There are thus several candidates for being an unknown male of Burmacrocera, as well as being the female of Burmacrocera petiolata, or a similar species; see Figure 4. All these specimens may be classified as belonging to Macrocerinae or a closely related taxon, differing mostly in the extent of basal constriction of the fork formed by M₃₊₄ and Cu, in the length of Sc, and in the presence or absence of Mb. The latter plesiomorphic character state is typical of Paleoplatyura and some other ancient genera. The delimitation of Macrocerinae as a subfamily is not an easy task, similar to the delimitation of Keroplatidae as a whole. The most conspicuous character, long antennae, is remarkable but not present in all macrocerine genera. Matile [8] provided the following additional diagnostic characters for Macrocerinae: distinct cerebral sclerite, absence of tibial combs, and basal constriction of the fork of M₃₊₄ and Cu. Of these, only wing vein characters can be seen in the original description of Burmacrocera petiolata, and this basal constriction is not apparent from the figure. In most specimens of Macrocerinae and related genera in Burmese amber, this constriction is more or less developed, although its visibility and extent are largely dependent on the angle of view.

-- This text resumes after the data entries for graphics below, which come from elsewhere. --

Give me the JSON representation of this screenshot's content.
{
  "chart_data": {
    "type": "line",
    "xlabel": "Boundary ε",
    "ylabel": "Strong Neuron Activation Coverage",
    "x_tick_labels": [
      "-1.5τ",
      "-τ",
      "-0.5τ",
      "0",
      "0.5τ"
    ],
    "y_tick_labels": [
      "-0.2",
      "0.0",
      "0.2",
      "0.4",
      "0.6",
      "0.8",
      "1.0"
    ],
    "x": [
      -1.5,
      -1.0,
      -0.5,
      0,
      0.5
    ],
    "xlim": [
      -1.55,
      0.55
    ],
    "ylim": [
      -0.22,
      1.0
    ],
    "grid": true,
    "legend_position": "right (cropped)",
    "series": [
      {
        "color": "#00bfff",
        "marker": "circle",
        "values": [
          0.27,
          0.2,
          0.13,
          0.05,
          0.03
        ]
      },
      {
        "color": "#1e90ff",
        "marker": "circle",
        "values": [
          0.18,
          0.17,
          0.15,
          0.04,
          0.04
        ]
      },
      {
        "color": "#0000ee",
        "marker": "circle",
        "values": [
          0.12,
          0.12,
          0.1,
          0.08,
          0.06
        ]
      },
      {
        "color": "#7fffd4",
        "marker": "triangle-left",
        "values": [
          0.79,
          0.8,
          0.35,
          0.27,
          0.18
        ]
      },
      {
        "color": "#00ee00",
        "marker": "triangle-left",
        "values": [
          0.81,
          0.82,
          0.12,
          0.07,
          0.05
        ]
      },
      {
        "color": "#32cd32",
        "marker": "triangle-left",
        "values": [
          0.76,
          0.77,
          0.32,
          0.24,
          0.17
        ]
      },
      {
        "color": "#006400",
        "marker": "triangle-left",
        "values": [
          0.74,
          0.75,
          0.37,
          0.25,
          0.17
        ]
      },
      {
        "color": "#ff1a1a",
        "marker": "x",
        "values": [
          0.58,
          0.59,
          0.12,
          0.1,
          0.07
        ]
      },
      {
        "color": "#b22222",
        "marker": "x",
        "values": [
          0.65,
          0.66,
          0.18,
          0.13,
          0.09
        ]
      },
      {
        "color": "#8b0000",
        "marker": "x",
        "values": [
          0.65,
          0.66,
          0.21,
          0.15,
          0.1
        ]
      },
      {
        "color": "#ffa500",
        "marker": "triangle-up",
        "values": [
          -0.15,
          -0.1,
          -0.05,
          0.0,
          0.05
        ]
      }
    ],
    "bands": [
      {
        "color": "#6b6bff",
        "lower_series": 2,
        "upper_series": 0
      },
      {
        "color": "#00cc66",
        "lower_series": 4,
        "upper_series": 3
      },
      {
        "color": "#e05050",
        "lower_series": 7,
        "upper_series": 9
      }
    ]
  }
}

The situation with Burmacrocera illustrates how various problems can arise when a new fossil taxon, genus, or species is described based on a female only, especially in a group like Sciaroidea where specific characters are more pronounced in males. In fossil specimens, association of sexes is practically impossible, except for the rare case when a pair is preserved in copula, in the same amber stone. There is only one published example of a potentially mating pair of Sciaroidea in a piece of Burmese amber [18], and if we accept that the specimens were really mating and not just randomly being close to each other (it is not clear from the photo in [18]), it shows interesting differences in the wing venation and in the structure of antennae between the sexes. If the male and female are not preserved in copula, or at least in the same syninclusion, there is always a possibility that the male and female belong to a different species, especially in genera where several closely related species differ only in minor details on the male terminalia. On the other hand, if only females of a particular species or genus are repeatedly found in various amber pieces, and no males, it may indicate something unusual, e.g., parthenogenesis, as was recently discussed in Zhang et al. [19].

In conclusion, the identity of the Cretaceous genus Burmacrocera remains obscure because many similar forms, both males and females, of Macrocerinae sensu lato occur in Burmese amber and there is no way to associate them with the female holotype of Burmacrocera petiolata.